Single by Ernest Tubb and Red Foley
- B-side: "I'm in Love with Molly"
- Released: December 1951
- Recorded: 1951
- Genre: Country
- Length: 2:50
- Label: Decca
- Songwriter: Bill Carlisle

= Too Old to Cut the Mustard =

"Too Old To Cut the Mustard" is a country music song written by Bill Carlisle and popularized with a 1951 duet by Ernest Tubb and Red Foley. It was released on the Decca label (catalog no. 46387) with "I'm in Love with Molly" as the flip-side. It peaked at No. 5 on the Billboard country and western best seller chart, No. 8 on the juke box chart, and No. 10 on the disc jockey chart. It remained on the charts for nine weeks.

The Carlisles (featuring songwriter Bill Carlisle) also had a hit with their 1951 version of the song, issued on the Mercury label, peaking at No. 6 on the country and western disc jockey chart.
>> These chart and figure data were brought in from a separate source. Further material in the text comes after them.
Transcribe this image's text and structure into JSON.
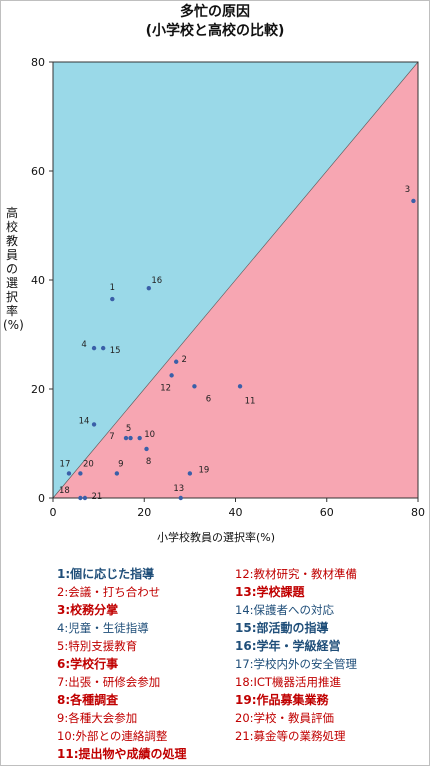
{
  "title_line1": "多忙の原因",
  "title_line2": "(小学校と高校の比較)",
  "chart_data": {
    "type": "scatter",
    "xlabel": "小学校教員の選択率(%)",
    "ylabel": "高校教員の選択率(%)",
    "xlim": [
      0,
      80
    ],
    "ylim": [
      0,
      80
    ],
    "xticks": [
      "0",
      "20",
      "40",
      "60",
      "80"
    ],
    "yticks": [
      "0",
      "20",
      "40",
      "60",
      "80"
    ],
    "grid": false,
    "background": {
      "upper": "#9ad9e8",
      "lower": "#f7a6b2"
    },
    "points": [
      {
        "label": "1",
        "x": 13,
        "y": 36.5
      },
      {
        "label": "2",
        "x": 27,
        "y": 25
      },
      {
        "label": "3",
        "x": 79,
        "y": 54.5
      },
      {
        "label": "4",
        "x": 9,
        "y": 27.5
      },
      {
        "label": "5",
        "x": 17,
        "y": 11
      },
      {
        "label": "6",
        "x": 31,
        "y": 20.5
      },
      {
        "label": "7",
        "x": 16,
        "y": 11
      },
      {
        "label": "8",
        "x": 20.5,
        "y": 9
      },
      {
        "label": "9",
        "x": 14,
        "y": 4.5
      },
      {
        "label": "10",
        "x": 19,
        "y": 11
      },
      {
        "label": "11",
        "x": 41,
        "y": 20.5
      },
      {
        "label": "12",
        "x": 26,
        "y": 22.5
      },
      {
        "label": "13",
        "x": 28,
        "y": 0
      },
      {
        "label": "14",
        "x": 9,
        "y": 13.5
      },
      {
        "label": "15",
        "x": 11,
        "y": 27.5
      },
      {
        "label": "16",
        "x": 21,
        "y": 38.5
      },
      {
        "label": "17",
        "x": 3.5,
        "y": 4.5
      },
      {
        "label": "18",
        "x": 6,
        "y": 0
      },
      {
        "label": "19",
        "x": 30,
        "y": 4.5
      },
      {
        "label": "20",
        "x": 6,
        "y": 4.5
      },
      {
        "label": "21",
        "x": 7,
        "y": 0
      }
    ],
    "legend": [
      {
        "num": "1",
        "text": "個に応じた指導",
        "color": "#1f4e79",
        "bold": true
      },
      {
        "num": "2",
        "text": "会議・打ち合わせ",
        "color": "#c00000",
        "bold": false
      },
      {
        "num": "3",
        "text": "校務分掌",
        "color": "#c00000",
        "bold": true
      },
      {
        "num": "4",
        "text": "児童・生徒指導",
        "color": "#1f4e79",
        "bold": false
      },
      {
        "num": "5",
        "text": "特別支援教育",
        "color": "#c00000",
        "bold": false
      },
      {
        "num": "6",
        "text": "学校行事",
        "color": "#c00000",
        "bold": true
      },
      {
        "num": "7",
        "text": "出張・研修会参加",
        "color": "#c00000",
        "bold": false
      },
      {
        "num": "8",
        "text": "各種調査",
        "color": "#c00000",
        "bold": true
      },
      {
        "num": "9",
        "text": "各種大会参加",
        "color": "#c00000",
        "bold": false
      },
      {
        "num": "10",
        "text": "外部との連絡調整",
        "color": "#c00000",
        "bold": false
      },
      {
        "num": "11",
        "text": "提出物や成績の処理",
        "color": "#c00000",
        "bold": true
      },
      {
        "num": "12",
        "text": "教材研究・教材準備",
        "color": "#c00000",
        "bold": false
      },
      {
        "num": "13",
        "text": "学校課題",
        "color": "#c00000",
        "bold": true
      },
      {
        "num": "14",
        "text": "保護者への対応",
        "color": "#1f4e79",
        "bold": false
      },
      {
        "num": "15",
        "text": "部活動の指導",
        "color": "#1f4e79",
        "bold": true
      },
      {
        "num": "16",
        "text": "学年・学級経営",
        "color": "#1f4e79",
        "bold": true
      },
      {
        "num": "17",
        "text": "学校内外の安全管理",
        "color": "#1f4e79",
        "bold": false
      },
      {
        "num": "18",
        "text": "ICT機器活用推進",
        "color": "#c00000",
        "bold": false
      },
      {
        "num": "19",
        "text": "作品募集業務",
        "color": "#c00000",
        "bold": true
      },
      {
        "num": "20",
        "text": "学校・教員評価",
        "color": "#c00000",
        "bold": false
      },
      {
        "num": "21",
        "text": "募金等の業務処理",
        "color": "#c00000",
        "bold": false
      }
    ]
  }
}
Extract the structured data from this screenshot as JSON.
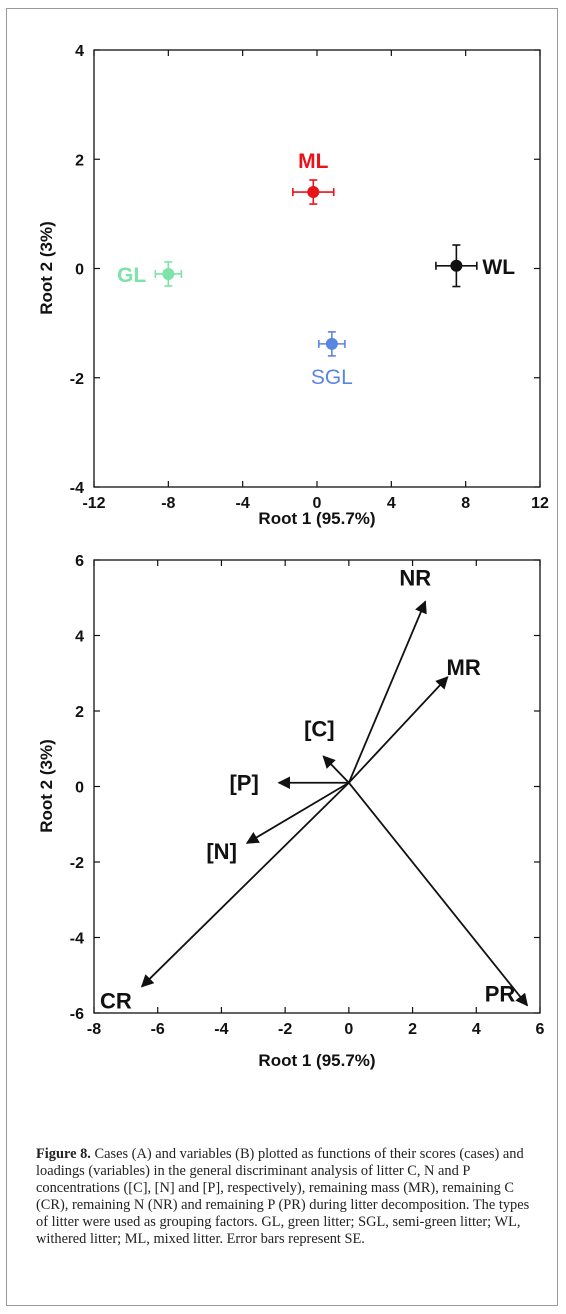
{
  "chart_data": [
    {
      "type": "scatter",
      "panel": "A",
      "xlabel": "Root 1 (95.7%)",
      "ylabel": "Root 2 (3%)",
      "xlim": [
        -12,
        12
      ],
      "ylim": [
        -4,
        4
      ],
      "xticks": [
        "-12",
        "-8",
        "-4",
        "0",
        "4",
        "8",
        "12"
      ],
      "yticks": [
        "-4",
        "-2",
        "0",
        "2",
        "4"
      ],
      "grid": false,
      "points": [
        {
          "label": "ML",
          "x": -0.2,
          "y": 1.4,
          "xerr": 1.1,
          "yerr": 0.22,
          "color": "#e8141a"
        },
        {
          "label": "GL",
          "x": -8.0,
          "y": -0.1,
          "xerr": 0.7,
          "yerr": 0.22,
          "color": "#7de3a6"
        },
        {
          "label": "WL",
          "x": 7.5,
          "y": 0.05,
          "xerr": 1.1,
          "yerr": 0.38,
          "color": "#111111"
        },
        {
          "label": "SGL",
          "x": 0.8,
          "y": -1.38,
          "xerr": 0.7,
          "yerr": 0.22,
          "color": "#5b86e0"
        }
      ]
    },
    {
      "type": "vector",
      "panel": "B",
      "xlabel": "Root 1 (95.7%)",
      "ylabel": "Root 2 (3%)",
      "xlim": [
        -8,
        6
      ],
      "ylim": [
        -6,
        6
      ],
      "xticks": [
        "-8",
        "-6",
        "-4",
        "-2",
        "0",
        "2",
        "4",
        "6"
      ],
      "yticks": [
        "-6",
        "-4",
        "-2",
        "0",
        "2",
        "4",
        "6"
      ],
      "grid": false,
      "origin": [
        0,
        0.1
      ],
      "vectors": [
        {
          "label": "NR",
          "x": 2.4,
          "y": 4.9
        },
        {
          "label": "MR",
          "x": 3.1,
          "y": 2.9
        },
        {
          "label": "[C]",
          "x": -0.8,
          "y": 0.8
        },
        {
          "label": "[P]",
          "x": -2.2,
          "y": 0.1
        },
        {
          "label": "[N]",
          "x": -3.2,
          "y": -1.5
        },
        {
          "label": "CR",
          "x": -6.5,
          "y": -5.3
        },
        {
          "label": "PR",
          "x": 5.6,
          "y": -5.8
        }
      ]
    }
  ],
  "caption": {
    "lead": "Figure 8.",
    "text": " Cases (A) and variables (B) plotted as functions of their scores (cases) and loadings (variables) in the general discriminant analysis of litter C, N and P concentrations ([C], [N] and [P], respectively), remaining mass (MR), remaining C (CR), remaining N (NR) and remaining P (PR) during litter decomposition. The types of litter were used as grouping factors. GL, green litter; SGL, semi-green litter; WL, withered litter; ML, mixed litter. Error bars represent SE."
  }
}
Buck Owens and his son Buddy Alan (known as "Buck and Buddy") had a hit in 1972 with their version reaching No. 29. The song was also covered in duets in 1952 by Rosemary Clooney and Marlene Dietrich.

The song's comical lyrics comment on the effects of aging, referring to the condition as being "too old to cut the mustard anymore." The ladies used to stand in line, but now they go the other way. He used to jump like a deer, but now he needs a new landing gear.